Les déclarations se succèdent et se contredisent entre Washington et Téhéran. Alors que le président américain Donald Trump affirme que des discussions sont en cours pour mettre fin au conflit, les autorités militaires iraniennes opposent un démenti catégorique à ces allégations, sur fond de propositions diplomatiques transmises par pays interposés.
Le commandement unifié des forces armées iraniennes a publiquement rejeté l’idée de pourparlers avec les États-Unis.
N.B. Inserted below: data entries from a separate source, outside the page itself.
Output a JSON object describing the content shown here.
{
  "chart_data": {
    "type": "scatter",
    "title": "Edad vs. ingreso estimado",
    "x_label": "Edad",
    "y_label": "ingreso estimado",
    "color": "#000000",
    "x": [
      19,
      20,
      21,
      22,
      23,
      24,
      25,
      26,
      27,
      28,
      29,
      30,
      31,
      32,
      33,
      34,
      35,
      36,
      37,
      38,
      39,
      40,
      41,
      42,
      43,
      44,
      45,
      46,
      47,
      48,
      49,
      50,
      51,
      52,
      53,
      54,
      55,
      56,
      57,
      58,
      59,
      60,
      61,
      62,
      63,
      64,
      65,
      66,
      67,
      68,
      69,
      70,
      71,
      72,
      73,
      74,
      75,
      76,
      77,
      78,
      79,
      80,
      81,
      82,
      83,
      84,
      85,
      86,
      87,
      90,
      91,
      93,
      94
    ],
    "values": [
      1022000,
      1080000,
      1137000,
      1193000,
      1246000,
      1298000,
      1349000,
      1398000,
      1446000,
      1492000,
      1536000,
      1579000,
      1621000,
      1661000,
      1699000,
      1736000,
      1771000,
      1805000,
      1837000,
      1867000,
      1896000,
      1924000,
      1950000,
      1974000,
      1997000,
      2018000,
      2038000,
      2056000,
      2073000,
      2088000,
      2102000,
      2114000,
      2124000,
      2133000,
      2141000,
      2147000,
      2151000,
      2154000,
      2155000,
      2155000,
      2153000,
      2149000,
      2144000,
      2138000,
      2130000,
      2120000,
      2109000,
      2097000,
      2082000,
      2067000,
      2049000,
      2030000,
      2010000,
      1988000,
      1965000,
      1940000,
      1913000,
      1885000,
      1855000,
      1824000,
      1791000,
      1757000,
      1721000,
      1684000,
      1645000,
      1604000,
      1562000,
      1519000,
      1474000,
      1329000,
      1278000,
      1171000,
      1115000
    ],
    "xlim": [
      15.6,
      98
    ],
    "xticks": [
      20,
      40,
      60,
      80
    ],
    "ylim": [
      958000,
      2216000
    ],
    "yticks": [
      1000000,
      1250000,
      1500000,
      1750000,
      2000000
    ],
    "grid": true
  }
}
Par la voix de son porte-parole, Ebrahim Zolfaqari, l’état-major a tourné en dérision les affirmations américaines. « Le niveau de votre lutte intestine a-t-il atteint le stade où vous négociez avec vous-même ? », a-t-il déclaré mercredi selon l’agence de presse Fars, ajoutant qu’il ne fallait pas « qualifier un échec d’accord ». Il a également précisé qu’aucun retour à l’ordre régional antérieur ne serait possible tant que la volonté de Téhéran ne serait pas accomplie.
Cette sortie intervient après des déclarations de Donald Trump depuis la Maison Blanche, assurant que Washington s’entretenait avec les « bonnes personnes » en Iran et que ces dernières souhaitaient ardemment un accord. Quelques jours plus tôt, le président américain avait menacé de frapper les centrales électriques iraniennes si le détroit d’Ormuz n’était pas rouvert, avant de suspendre son ultimatum de cinq jours en invoquant des progrès diplomatiques.
Selon des informations relayées par la presse américaine, un plan en 15 points aurait été transmis à Téhéran. Ce document exigerait le démantèlement des principaux sites nucléaires iraniens, l’arrêt de l’enrichissement, la suspension du programme de missiles balistiques et la réouverture du détroit d’Ormuz, en échange d’une levée des sanctions et d’une aide au programme nucléaire civil. Le média Al Jazeera, par l’intermédiaire de ses correspondants à Téhéran, rapporte une « confusion totale » sur place. Si les responsables iraniens nient toute négociation directe avec Washington, des échanges diplomatiques sont maintenus avec d’autres pays de la région, notamment le Pakistan, qui aurait servi de relais pour transmettre la proposition américaine.
Sur le terrain, la confrontation militaire se poursuit. L’armée israélienne a mené des frappes nocturnes sur des infrastructures à Téhéran, faisant au moins 12 morts et 28 blessés dans la zone résidentielle de Varamin. En réponse, l’Iran a tiré de nouveaux missiles vers Israël, ciblant des bases et des villes comme Safad, Tel Aviv et Bnei Brak. Ces tirs s’inscrivent dans une séquence continue de frappes iraniennes par missiles balistiques et de ripostes israéliennes.
Parallèlement, les agences Reuters et AP indiquent que les États-Unis s’apprêtent à déployer 1 000 soldats supplémentaires de la 82e division aéroportée au Moyen-Orient, rejoignant les 50 000 militaires déjà présents. « Alors que les États-Unis se préparent à des pourparlers de paix, ils se préparent également à la guerre », résume le correspondant d’Al Jazeera à Washington, soulignant la dualité des actions diplomatiques et militaires en cours.